WT3.7 – Workshop on Nonstationary Models of Pattern Recognition and Classifier Combinations under the framework
Task Leader: Michał Woźniak, firstname.lastname@example.org
ENGINE research areas: A1, B1-B6
Duration: 1 day
Estimated no. of participants: 25
No. of events: 1
This workshop will be held in the conjunction with the International Conference of Hybrid Artificial Intelligence Systems HAIS. The progress of computer science has caused that many institutions collected huge amount of data, which analysis is impossible by human beings. Nowadays simple methods of data analysis are not sufficient for efficient management of an average enterprise, since for smart decisions the knowledge hidden in data is highly required. The great disadvantage of the aforementioned methods is that they “assume” that statistical properties of the discovered concept (which model is predicted) are being unchanged. In a real situation we could observe the so-called concept drift, therefore designing data mining methods, especially classification ones for data streams is currently the focus of intense research. On the other hand, we can usually use a number of classifiers for each of pattern recognition tasks which differ each other. Therefore developing combined classifiers has been mentioned as ones of the most promising trends in the pattern recognition which can exploit unique elementary classifier strengths and could adapt to the changes of classification models.
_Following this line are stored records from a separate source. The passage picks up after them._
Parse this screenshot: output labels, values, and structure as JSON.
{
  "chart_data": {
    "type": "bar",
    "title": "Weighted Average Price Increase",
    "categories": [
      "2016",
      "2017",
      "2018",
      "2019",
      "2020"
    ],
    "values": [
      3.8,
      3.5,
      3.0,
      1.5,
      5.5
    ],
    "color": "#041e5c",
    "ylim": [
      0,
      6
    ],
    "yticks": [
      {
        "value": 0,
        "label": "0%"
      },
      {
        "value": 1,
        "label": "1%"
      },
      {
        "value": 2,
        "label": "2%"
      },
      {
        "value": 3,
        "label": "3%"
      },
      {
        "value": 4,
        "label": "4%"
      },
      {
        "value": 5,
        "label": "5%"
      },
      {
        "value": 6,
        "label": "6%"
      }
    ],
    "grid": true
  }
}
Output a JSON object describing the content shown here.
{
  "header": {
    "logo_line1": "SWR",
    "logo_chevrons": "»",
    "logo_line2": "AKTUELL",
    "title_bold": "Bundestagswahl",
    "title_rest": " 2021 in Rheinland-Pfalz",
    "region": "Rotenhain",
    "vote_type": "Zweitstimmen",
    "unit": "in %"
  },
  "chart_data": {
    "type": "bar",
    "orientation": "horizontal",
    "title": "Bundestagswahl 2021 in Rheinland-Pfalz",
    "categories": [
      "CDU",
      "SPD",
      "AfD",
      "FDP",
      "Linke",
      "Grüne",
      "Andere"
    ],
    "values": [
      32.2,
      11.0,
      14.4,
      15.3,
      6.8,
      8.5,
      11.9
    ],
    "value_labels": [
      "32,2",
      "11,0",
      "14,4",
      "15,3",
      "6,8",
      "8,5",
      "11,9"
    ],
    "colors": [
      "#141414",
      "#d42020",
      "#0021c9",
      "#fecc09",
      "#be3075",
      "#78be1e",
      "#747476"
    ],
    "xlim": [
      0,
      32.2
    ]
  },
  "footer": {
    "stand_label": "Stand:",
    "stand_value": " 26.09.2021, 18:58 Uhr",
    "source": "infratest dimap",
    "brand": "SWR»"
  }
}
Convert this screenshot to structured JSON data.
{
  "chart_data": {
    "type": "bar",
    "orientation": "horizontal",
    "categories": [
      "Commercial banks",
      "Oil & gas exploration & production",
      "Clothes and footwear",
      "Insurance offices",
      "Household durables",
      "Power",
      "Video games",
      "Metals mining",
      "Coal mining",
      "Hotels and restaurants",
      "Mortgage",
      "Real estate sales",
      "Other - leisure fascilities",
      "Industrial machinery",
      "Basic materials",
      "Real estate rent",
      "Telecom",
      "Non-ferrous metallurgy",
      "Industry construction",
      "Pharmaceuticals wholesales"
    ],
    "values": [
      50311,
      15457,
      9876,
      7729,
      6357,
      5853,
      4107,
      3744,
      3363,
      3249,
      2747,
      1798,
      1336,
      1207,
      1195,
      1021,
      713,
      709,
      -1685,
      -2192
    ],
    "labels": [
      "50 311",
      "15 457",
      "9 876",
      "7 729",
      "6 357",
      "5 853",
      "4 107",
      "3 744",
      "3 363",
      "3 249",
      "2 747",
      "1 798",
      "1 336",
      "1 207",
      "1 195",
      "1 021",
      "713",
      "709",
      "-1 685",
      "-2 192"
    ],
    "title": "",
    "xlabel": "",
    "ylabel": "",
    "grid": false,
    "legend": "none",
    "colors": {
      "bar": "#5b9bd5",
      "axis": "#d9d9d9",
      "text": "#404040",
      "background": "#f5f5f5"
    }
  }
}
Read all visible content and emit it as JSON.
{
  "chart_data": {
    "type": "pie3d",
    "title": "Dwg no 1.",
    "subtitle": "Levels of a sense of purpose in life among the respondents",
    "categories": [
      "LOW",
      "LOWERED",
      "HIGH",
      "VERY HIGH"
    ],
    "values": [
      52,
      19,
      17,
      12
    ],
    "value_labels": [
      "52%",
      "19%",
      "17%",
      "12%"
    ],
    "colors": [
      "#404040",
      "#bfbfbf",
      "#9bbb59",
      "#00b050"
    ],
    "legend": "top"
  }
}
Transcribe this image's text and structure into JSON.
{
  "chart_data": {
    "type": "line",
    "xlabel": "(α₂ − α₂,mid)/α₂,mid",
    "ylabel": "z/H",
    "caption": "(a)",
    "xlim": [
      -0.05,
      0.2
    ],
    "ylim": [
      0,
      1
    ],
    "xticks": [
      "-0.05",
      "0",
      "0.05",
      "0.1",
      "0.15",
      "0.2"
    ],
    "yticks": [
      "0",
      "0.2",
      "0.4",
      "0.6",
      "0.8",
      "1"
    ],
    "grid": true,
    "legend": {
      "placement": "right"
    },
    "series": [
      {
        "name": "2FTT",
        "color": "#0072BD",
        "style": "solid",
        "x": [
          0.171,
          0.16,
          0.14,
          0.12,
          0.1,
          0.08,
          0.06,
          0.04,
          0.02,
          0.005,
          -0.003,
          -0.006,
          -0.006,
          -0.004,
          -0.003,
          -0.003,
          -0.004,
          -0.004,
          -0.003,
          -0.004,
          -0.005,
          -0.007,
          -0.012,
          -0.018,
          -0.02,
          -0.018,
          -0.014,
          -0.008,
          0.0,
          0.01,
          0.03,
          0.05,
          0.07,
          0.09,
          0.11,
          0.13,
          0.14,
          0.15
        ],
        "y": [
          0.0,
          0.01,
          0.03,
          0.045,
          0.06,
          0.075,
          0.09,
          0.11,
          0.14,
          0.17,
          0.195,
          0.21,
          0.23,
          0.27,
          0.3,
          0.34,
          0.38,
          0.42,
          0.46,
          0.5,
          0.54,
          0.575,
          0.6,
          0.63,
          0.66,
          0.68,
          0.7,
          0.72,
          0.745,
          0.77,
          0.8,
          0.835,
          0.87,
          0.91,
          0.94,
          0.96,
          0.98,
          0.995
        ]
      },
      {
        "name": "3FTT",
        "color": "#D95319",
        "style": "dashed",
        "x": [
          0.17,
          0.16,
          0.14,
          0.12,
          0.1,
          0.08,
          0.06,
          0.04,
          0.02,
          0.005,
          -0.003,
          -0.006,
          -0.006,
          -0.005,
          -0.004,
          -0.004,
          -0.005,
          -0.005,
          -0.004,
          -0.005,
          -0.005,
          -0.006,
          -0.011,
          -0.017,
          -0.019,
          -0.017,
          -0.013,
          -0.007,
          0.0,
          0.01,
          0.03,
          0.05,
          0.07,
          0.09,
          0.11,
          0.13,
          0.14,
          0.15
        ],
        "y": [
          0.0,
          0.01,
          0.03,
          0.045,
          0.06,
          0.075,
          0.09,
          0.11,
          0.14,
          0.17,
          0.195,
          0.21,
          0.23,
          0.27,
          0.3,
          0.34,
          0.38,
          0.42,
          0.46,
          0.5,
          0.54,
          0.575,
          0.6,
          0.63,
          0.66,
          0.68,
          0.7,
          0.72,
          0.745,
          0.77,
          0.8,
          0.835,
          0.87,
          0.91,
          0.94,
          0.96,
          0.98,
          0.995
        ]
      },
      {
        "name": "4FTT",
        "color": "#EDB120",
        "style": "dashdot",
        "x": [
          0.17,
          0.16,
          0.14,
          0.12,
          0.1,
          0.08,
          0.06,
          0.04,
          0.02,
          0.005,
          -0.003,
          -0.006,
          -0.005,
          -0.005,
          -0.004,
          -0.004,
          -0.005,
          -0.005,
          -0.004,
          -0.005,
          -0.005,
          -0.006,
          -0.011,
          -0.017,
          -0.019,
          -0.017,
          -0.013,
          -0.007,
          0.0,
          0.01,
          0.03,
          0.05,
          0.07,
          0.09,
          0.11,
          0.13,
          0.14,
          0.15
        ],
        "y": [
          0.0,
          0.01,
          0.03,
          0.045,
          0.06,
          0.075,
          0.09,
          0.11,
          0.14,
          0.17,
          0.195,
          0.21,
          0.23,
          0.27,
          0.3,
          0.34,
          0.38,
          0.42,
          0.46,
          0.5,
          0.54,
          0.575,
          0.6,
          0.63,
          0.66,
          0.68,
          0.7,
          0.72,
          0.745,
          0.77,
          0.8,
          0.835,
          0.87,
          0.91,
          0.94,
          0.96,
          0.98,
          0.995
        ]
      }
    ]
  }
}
The workshop will span through 3 sessions (5 presentation each). There will be a short presentation of the ENGINE Centre at the beginning of each session. For 15 best papers, the ENGINE Centre will reimburse the conference registration fee, if their authors present the paper during the workshop and will participate in the discussion. For all participants of the conference and the ENGINE Centre staff members, the workshop will be free of charge.